Solving the medical mystery that is my body

Today was my appointment with the endocrinologist. As feared I wasn't able to get much sleep last night, even after the upstairs neighbour stopped stumbling about and jarring me back into wakefulness. With too many thoughts, fears and general terror pervading my mind I didn't sleep until 4 AM or thereabouts. Drifting in and out of sleep, I got maybe 1-2 hours of real sleep.

Regardless, I made it to the clinic without issues. As requested I had not eaten breakfast. After waiting for a short while I had a blood sample taken (two tubes this time instead of four like the last time). The nurse taking the blood sample then told me to wait for the endocrinologist.

Despite all my fears, terrors and apprehension it was a very normal appointment, in the sense that it continued on the same course as last time. Exactly as hoped, basically. The results from the first blood sample test were in as well, which raised some interesting questions.

Three questions, in fact. The first being that at first glance my estradiol levels seemed normal while on the hormone therapy (33 pmol, range 27-100 pmol), yet with the question mark of whether the test used measures the artificial estradiol as well, or only the natural type. Without this info we'll need the second test's results to see whether this shifts the value or not.

If it stays at the same value, then that means that my body indeed produces sufficient estradiol on its own and I can stop the HRT. It then can also mean that I did indeed get too much estradiol into my system with the HRT. Yet if it's far below that value with the second test, then clearly I should stay on the HRT, but more questions are raised.

The second question is about why my FSH/LH levels are so high with the first test, matching perimenopause levels. My endocrinologist had no explanation for this, only suggesting that maybe my body isn't used to higher levels of estradiol and cannot properly deal with it. This still has to be examined further.

The third question relates to the linea nigra line on my abdomen. Depending on the outcome of the first question, a different approach is needed. In the former case of having too much estradiol, the linea nigra is most likely caused by this. In the latter case where no overdose of estradiol exists, other avenues have to be explored, including the possibility of rogue, placenta-like tissue.

Everything taken together, these results are puzzling at best. At this point my endocrinologist will inquire with experts on this matter to find out what these results can mean, while also proceeding with finding a suitable surgeon for me for the reconstructive surgery.

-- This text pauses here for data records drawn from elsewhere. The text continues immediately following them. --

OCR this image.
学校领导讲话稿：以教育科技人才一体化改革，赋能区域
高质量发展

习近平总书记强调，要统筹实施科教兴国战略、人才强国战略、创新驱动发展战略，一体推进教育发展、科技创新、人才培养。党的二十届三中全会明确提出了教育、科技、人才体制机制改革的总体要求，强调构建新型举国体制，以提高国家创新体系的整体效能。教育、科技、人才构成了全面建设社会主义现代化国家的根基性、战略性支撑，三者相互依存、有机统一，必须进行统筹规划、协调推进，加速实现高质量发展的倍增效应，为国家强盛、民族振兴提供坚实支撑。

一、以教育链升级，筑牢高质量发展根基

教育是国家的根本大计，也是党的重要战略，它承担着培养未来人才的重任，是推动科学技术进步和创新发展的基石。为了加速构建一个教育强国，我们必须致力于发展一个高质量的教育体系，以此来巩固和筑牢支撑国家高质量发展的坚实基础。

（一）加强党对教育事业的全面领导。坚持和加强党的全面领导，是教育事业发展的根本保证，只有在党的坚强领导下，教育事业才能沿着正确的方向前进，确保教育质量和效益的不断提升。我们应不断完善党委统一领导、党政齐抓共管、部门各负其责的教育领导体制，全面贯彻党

Hormone therapy-wise, the endocrinologist left the choice of what I want to do there to me. Since I reported a decrease in migraines and headaches during these past weeks relative to the preceding months, it seems like an idea to not take hormones and await further results. With so many questions still remaining the only thing I can really do is to take the course which feels the best to me.

Amongst all of this, I do however feel a sense of wonder at being taken seriously by a doctor after so long and with the prospect of a quest which really started over two decades ago finally coming to an end next year. It almost seems inconceivable that such a thing might be possible. I can only feel boundless appreciation and gratefulness at this prospect.